Cumhurbaşkanı Recep Tayyip Erdoğan, Hırvatistan’a düzenlediği ziyarette, bu ülkenin Cumhurbaşkanı Kolinde Grabar-Kitaroviç ile ortak basın toplantısı düzenledi. Erdoğan burada, Meclis Başkanı Kahraman’ın “Laiklik bir kere yeni anayasada olmamalıdır” sözüyle ilgili şu açıklamayı yaptı:

“Meclis Başkanımız, Anayasa tartışmaları bağlamında kendi kanaatlerini ortaya koymuştur, düşüncelerini ortaya koymuştur. Şahsımla ilgili ise benim başından itibaren bu konudaki düşüncelerim bellidir. Hele hele Mısır’daki yaptığım konuşma, bu konuda çok çok önemli. Kurucusu olduğum partimin programında bu zaten çok açık net yer almaktadır. Buradaki gerçek şudur yani devlet tüm inanç guruplarına, inançlarını yaşama hususunda eşit mesafededir. Laiklik budur.”

Erdoğan 2011 yılında Mısır’da yaptığı konuşmada “Türkiye’de anayasa laikliği, devletin her dine eşit mesafede olması olarak tanımlar. Laiklik kesinlikle ateizm değildir. Mısır’ın da laik bir anayasaya sahip olmasını tavsiye ediyorum” ifadelerini kullanmıştı.

Çelik: Anayasa metnimizde laikliğin olmaması söz konusu değildir

AK Parti Genel Başkan Yardımcısı ve Parti Sözcüsü Ömer Çelik de, parti genel merkezinde düzenlediği basın toplantısında, TBMM Başkanı İsmail Kahraman’ın, sözlerini değerlendirdi ve şunları söyledi:

“Laiklik konusunda AK Parti’nin politikası ve resmi görüşü ve şimdiye kadar ki tutumu nettir. AK Parti, gerek parti programında gerek parti tüzüğünde, laiklik kavramının özgürlükçü bir laiklik tanımı çerçevesinde altını çizmiştir. Laikliği bir toplumsal hakemlik kurumu, bir toplumsal barış kurumu olarak görüyoruz.

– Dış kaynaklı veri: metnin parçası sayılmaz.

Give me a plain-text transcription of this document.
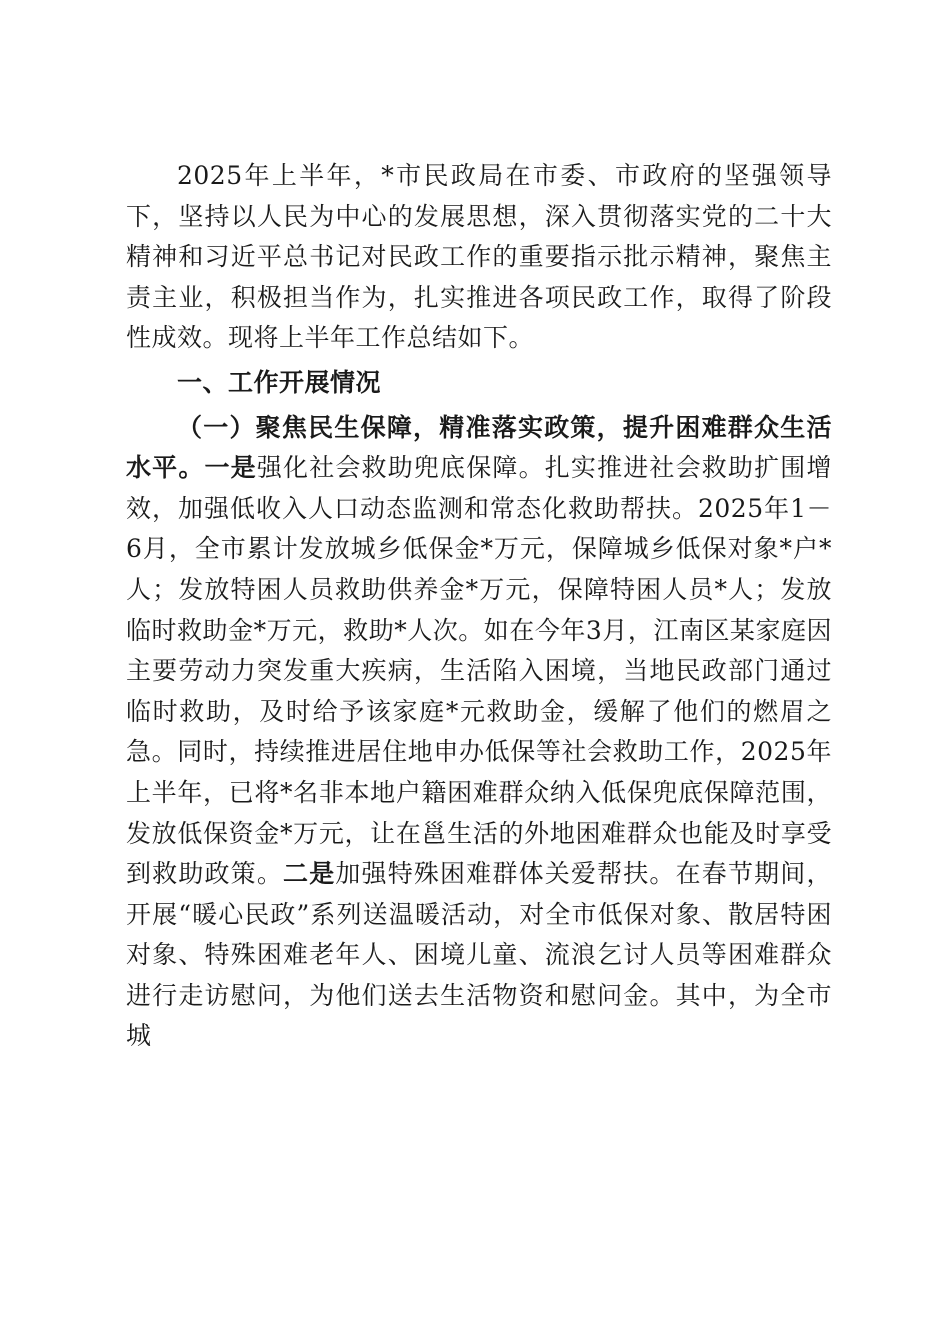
2025年上半年，*市民政局在市委、市政府的坚强领导下，坚持以人民为中心的发展思想，深入贯彻落实党的二十大精神和习近平总书记对民政工作的重要指示批示精神，聚焦主责主业，积极担当作为，扎实推进各项民政工作，取得了阶段性成效。现将上半年工作总结如下。

一、工作开展情况

（一）聚焦民生保障，精准落实政策，提升困难群众生活水平。一是强化社会救助兜底保障。扎实推进社会救助扩围增效，加强低收入人口动态监测和常态化救助帮扶。2025年1－6月，全市累计发放城乡低保金*万元，保障城乡低保对象*户*人；发放特困人员救助供养金*万元，保障特困人员*人；发放临时救助金*万元，救助*人次。如在今年3月，江南区某家庭因主要劳动力突发重大疾病，生活陷入困境，当地民政部门通过临时救助，及时给予该家庭*元救助金，缓解了他们的燃眉之急。同时，持续推进居住地申办低保等社会救助工作，2025年上半年，已将*名非本地户籍困难群众纳入低保兜底保障范围，发放低保资金*万元，让在邕生活的外地困难群众也能及时享受到救助政策。二是加强特殊困难群体关爱帮扶。在春节期间，开展“暖心民政”系列送温暖活动，对全市低保对象、散居特困对象、特殊困难老年人、困境儿童、流浪乞讨人员等困难群众进行走访慰问，为他们送去生活物资和慰问金。其中，为全市城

Tıpkı demokrasi gibi, tıpkı hukuk devleti gibi altını çizdiğimiz bir kavramdır. Bizim anayasa metnimizde laikliğin olmayacağı gibi herhangi bir yorum ya da değerlendirme söz konusu değildir. Laiklik kavramı, bizim anayasa tekliflerimizde daha önce de yer almıştır, yeni vereceğimiz teklifte de kuşkusuz demokrasi gibi, hukuk devleti gibi yer alacaktır.”

Kahraman ne demişti ?

İslam Ülkeleri Akademisyen ve Yazarlar Birliği AY-BİR’in düzenlediği Yeni Türkiye Konferansında yaptığı konuşmada şunları söylemişti:

“Ama Anayasa inanca göre tasnif edildiğinde, bu 82 Anayasası da, 61 Anayasası da dindar anayasalardır. Neden? Resmi tatiller, Kurban Bayramı, Ramazan Bayramı’dır. Din dersleri mecburidir ve inanca dayalı bir yapısı vardır. Yani seküler değildir, dindar anayasadır. Laiklik tarifi de ona göre olmalıdır. Laiklik bir kere yeni anayasada olmamalıdır. Dünyada üç anayasada laiklik var. Fransa, İrlanda, bir de Türkiye’de var. Tarifi de yok. İsteyen, istediği gibi bunu yorumluyor. Böyle bir şey olmamalıdır. Dindar anayasa meselesinden anayasamızın kaçınmaması lazım. Dini olarak bahsetmesi lazım.”

Kahraman tartışmaların ardından yaptığı açıklamada ise “Yeni anayasa ile ilgili kişisel şahsi düşüncelerimi ifade ettim. Konuşmamın bütününde 1937 yılında Anayasaya kelime olarak derecelendirilen laikliğin tanımının yeniden yapılmasına vurgu yaptım… Esasında; laiklik her türlü din ve inanç mensuplarının ibadetlerini özgürce icra etmelerini, dini kanaatlerini açıklayıp bu doğrultuda hayatlarını tanzim etmelerini güvence altına alır. Bu bakımdan laiklik, özgürlük ve toplumsal barış ilkesidir.” dedi.